Sabotage Watch: Are ACA Opponents Trying to Undercut Enrollment So There’s Less Coverage to Replace?

This is the first in a series of posts that will track policy or process changes that would sabotage the Affordable Care Act (ACA) even without President Trump and Congress repealing it. These efforts put the health security of people at risk by weakening coverage, raising premiums, and reducing insurer participation in the individual insurance market.

Recent Trump Administration actions call into question its commitment to maintaining an insurance marketplace that has sufficient numbers of healthier enrollees – which is essential for the health insurance system and should be everyone’s goal, no matter what their views of the ACA.

The Administration announced last week that it would stop planned ads for the final week of open enrollment for marketplace health coverage, which ends today. And it had planned also to stop sending reminder emails to consumers, retreating from that plan only after an outcry from health experts, advocates, and insurers.

Successful outreach, particularly in the final days of open enrollment, is key to maintaining a stable marketplace. Experience from the first three open enrollment periods shows that many consumers wait until the last minute to enroll and respond well to last-minute reminders. Last year, 790,000 people, more than 8 percent of total signups, enrolled in coverage in the last two weeks of open enrollment— 687,000 of them in the last week.

Young consumers are particularly responsive to deadline pressure, and young people are critical to the success of the marketplaces because they tend to be healthier and thus less costly to cover. Encouraging them to enroll doesn’t simply ensure that more Americans have health coverage; it also contributes to the overall health and stability of health insurance markets and thereby reduces the likelihood of premium increases and insurer pullouts. Placing such efforts in jeopardy only weakens the marketplaces.

Similarly, President Trump’s January 20 executive order instructing federal agencies to take steps to help undo the ACA could heighten concern among insurers that fewer healthier people will enroll if people believe the ACA’s individual mandate won’t be enforced. That could prompt more insurers to pull out of the marketplace as they look toward 2018.
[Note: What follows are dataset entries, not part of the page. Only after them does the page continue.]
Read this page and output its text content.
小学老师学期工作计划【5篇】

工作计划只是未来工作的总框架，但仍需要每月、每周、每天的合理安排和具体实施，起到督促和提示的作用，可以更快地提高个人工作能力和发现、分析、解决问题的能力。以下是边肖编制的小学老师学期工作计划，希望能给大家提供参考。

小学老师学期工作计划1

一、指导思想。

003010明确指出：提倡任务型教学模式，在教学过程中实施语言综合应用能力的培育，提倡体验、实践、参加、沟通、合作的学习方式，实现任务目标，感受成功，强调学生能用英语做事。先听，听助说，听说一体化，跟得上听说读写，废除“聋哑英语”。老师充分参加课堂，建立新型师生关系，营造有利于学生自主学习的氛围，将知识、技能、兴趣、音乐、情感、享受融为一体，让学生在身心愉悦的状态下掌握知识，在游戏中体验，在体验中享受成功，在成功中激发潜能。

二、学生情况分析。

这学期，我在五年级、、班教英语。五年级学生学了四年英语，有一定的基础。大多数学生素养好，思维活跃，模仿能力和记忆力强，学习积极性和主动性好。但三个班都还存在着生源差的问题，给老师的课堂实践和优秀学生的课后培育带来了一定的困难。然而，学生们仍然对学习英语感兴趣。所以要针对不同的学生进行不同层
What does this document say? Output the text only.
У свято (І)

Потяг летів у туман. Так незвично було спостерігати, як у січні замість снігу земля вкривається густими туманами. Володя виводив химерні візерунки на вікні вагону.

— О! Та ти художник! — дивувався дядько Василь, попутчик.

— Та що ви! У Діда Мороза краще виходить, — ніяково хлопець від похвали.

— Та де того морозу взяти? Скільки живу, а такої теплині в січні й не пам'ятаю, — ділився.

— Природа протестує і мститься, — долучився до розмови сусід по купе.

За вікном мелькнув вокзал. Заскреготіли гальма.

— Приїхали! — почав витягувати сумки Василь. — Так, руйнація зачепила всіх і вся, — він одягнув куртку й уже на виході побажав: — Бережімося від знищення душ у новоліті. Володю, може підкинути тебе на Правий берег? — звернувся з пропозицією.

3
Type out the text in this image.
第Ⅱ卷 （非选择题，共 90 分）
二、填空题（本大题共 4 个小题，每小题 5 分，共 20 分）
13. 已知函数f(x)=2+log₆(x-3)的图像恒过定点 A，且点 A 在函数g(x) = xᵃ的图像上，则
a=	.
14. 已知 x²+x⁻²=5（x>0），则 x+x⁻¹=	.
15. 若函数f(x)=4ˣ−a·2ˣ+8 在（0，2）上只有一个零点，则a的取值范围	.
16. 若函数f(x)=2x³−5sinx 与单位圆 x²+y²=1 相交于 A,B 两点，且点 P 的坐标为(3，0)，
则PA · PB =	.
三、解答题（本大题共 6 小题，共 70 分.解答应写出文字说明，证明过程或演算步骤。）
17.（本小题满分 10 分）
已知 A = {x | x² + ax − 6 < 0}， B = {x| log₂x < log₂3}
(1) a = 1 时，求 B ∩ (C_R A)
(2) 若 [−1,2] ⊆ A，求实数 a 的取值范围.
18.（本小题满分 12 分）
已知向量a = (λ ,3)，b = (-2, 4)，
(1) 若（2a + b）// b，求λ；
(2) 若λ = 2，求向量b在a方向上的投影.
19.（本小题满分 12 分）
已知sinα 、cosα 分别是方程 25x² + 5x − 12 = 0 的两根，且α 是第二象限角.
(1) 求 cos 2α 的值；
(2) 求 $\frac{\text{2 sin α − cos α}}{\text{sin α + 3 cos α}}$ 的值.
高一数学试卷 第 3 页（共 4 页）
Contrary to claims by ACA repeal proponents like President Trump and House Speaker Paul Ryan that insurance markets are in a “death spiral” – and reported efforts by Republicans to encourage insurers to say they won’t participate in the exchanges – the Administration inherited a health insurance marketplace that was enabling millions of Americans to find affordable coverage. Enrollment in the individual market has grown each year since the ACA took full effect, even in areas where premiums rose, and this year’s sign-ups have roughly matched last year’s so far.

A key question is whether the Administration will build on that progress or undermine it. Repealing the ACA would leave millions more uninsured and raise premiums significantly, even in the short term, independent analysis shows. Any alternative to the ACA will be graded on how it stacks up to the system that the new Administration inherited. Sabotaging that system in hopes of creating greater political urgency for repeal, or a lower bar for any replacement bill, is no substitute for devising an approach that actually improves Americans’ health security.

Going forward, policymakers should be judged on whether they further strengthen private insurance markets or cynically undermine them — and the people that depend on them — in a misguided rush to “repeal and replace.”